The retailer, which operates 800 stores in 21 countries, reported an 8.7% rise in underlying operating profit to 153.2 million pounds ($235 million) for the full year ended March 28, and like-for-like sales saw a 4 percent uptick.
“Whilst the high street remains as competitive as ever, we have been pleased with early summer trading, seeing positive reactions to new trends,” a company statement noted. “We will continue to invest in our strategic initiatives, and we are confident that the increasing strength of the New Look brand leaves us well placed for the year ahead.”
Last month, South African investment firm Brait acquired a 90 percent interest in New Look for 780 million pounds ($1.2 billion), and the company said that while both parties are comfortable with New Look’s current leverage ratio, they are evaluating ways to optimize capital structure to cut costs and extend maturities.
“These strong results demonstrate a year of delivery against our strategy. With the support of our new owners Brait, this is a hugely exciting time for New Look, as we continue to focus on our strategic initiatives of Brand, Multichannel, International Expansion, Product Development and Menswear,” New Look CEO Anders Kristiansen said.

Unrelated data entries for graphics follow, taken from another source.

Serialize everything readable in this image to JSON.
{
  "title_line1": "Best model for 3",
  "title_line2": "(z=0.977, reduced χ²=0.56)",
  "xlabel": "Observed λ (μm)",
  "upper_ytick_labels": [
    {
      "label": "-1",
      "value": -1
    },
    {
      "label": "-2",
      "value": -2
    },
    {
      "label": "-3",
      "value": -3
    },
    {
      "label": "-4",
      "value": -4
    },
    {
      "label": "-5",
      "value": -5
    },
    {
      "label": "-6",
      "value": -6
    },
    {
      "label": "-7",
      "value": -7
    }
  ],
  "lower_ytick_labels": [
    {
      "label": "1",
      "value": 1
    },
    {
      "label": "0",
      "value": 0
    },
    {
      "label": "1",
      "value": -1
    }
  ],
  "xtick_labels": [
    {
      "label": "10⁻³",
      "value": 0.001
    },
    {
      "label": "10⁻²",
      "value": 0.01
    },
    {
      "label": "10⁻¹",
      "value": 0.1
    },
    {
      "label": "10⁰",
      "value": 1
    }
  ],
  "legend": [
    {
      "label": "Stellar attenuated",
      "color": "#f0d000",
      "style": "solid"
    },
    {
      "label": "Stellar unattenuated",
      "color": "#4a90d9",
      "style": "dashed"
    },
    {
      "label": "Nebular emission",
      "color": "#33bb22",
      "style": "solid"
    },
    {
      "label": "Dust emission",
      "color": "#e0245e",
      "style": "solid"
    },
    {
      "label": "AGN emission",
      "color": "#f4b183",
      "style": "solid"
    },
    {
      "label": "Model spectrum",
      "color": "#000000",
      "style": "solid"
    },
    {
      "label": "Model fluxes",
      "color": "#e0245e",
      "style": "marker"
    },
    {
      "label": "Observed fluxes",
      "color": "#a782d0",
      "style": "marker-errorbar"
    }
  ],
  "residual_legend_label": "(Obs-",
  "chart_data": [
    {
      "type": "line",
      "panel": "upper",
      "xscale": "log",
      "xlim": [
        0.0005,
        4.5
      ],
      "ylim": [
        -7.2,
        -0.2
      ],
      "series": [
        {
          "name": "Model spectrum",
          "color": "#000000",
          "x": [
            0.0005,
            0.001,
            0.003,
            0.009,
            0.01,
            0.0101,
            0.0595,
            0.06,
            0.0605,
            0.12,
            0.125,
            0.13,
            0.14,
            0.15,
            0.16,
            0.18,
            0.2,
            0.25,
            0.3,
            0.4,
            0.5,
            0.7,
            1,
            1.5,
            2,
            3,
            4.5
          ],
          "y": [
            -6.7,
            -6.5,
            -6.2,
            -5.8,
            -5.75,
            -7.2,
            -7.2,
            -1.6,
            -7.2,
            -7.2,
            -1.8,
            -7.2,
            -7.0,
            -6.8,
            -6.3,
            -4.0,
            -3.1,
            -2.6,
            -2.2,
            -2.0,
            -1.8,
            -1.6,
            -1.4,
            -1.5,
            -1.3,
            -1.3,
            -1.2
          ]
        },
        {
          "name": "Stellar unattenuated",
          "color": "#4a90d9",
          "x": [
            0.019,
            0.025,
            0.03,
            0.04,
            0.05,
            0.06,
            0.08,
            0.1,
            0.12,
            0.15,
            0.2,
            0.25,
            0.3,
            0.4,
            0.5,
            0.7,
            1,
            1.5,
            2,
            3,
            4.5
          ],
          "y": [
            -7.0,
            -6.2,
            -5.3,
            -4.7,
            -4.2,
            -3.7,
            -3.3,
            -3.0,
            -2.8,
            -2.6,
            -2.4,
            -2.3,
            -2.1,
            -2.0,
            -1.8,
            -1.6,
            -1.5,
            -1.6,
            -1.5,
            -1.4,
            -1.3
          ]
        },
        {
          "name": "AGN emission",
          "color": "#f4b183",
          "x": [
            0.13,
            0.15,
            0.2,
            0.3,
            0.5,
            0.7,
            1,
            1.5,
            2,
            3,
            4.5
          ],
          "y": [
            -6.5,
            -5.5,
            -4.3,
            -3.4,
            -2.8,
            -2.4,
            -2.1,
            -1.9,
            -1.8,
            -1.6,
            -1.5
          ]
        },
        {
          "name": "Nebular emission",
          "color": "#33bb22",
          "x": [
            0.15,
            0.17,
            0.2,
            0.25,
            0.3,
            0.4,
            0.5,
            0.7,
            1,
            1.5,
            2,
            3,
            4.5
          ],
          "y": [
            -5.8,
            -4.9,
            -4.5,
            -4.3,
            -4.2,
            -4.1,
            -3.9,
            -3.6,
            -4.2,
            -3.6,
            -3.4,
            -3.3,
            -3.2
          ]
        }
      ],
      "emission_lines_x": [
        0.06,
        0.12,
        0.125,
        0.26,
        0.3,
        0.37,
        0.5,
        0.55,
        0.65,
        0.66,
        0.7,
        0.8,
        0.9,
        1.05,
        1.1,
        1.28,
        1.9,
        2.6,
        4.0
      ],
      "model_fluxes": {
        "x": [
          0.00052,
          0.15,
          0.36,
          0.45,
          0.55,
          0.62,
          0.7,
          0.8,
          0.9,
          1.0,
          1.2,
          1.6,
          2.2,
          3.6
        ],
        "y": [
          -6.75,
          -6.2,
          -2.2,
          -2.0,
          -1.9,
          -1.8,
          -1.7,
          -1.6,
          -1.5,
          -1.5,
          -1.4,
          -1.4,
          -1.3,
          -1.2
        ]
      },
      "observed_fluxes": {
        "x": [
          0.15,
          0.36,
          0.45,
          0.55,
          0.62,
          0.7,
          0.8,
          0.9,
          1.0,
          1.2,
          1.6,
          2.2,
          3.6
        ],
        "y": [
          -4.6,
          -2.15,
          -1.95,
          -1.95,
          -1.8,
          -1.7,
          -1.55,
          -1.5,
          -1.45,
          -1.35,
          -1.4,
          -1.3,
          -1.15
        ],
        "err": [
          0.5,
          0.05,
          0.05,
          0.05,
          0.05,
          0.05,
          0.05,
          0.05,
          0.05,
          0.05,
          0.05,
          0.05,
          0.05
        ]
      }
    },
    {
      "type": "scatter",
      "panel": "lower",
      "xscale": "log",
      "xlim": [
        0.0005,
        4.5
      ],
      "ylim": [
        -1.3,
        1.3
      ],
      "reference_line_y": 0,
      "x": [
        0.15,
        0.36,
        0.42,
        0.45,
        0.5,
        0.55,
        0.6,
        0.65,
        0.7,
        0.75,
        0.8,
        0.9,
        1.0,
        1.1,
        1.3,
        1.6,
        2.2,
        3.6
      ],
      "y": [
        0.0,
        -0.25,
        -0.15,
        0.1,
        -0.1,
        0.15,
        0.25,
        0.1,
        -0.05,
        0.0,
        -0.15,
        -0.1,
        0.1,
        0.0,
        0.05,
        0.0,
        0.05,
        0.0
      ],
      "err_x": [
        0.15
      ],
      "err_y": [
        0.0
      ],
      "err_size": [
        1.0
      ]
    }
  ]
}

The company noted positive performance in its first year of trading in China. At the end of 2014, New Look had 19 stores in the Asian nation, and since opening more in April and May, it now has 30. The retailer said it expects to have 70 stores operating across China by 2016.
“Internationally, we are making great strides both in Europe and in China,” Kristiansen said. “In China, customers have responded positively to our ranges and we see the opportunity for significant growth in the country, with up to a further 50 stores due to open in the coming year.”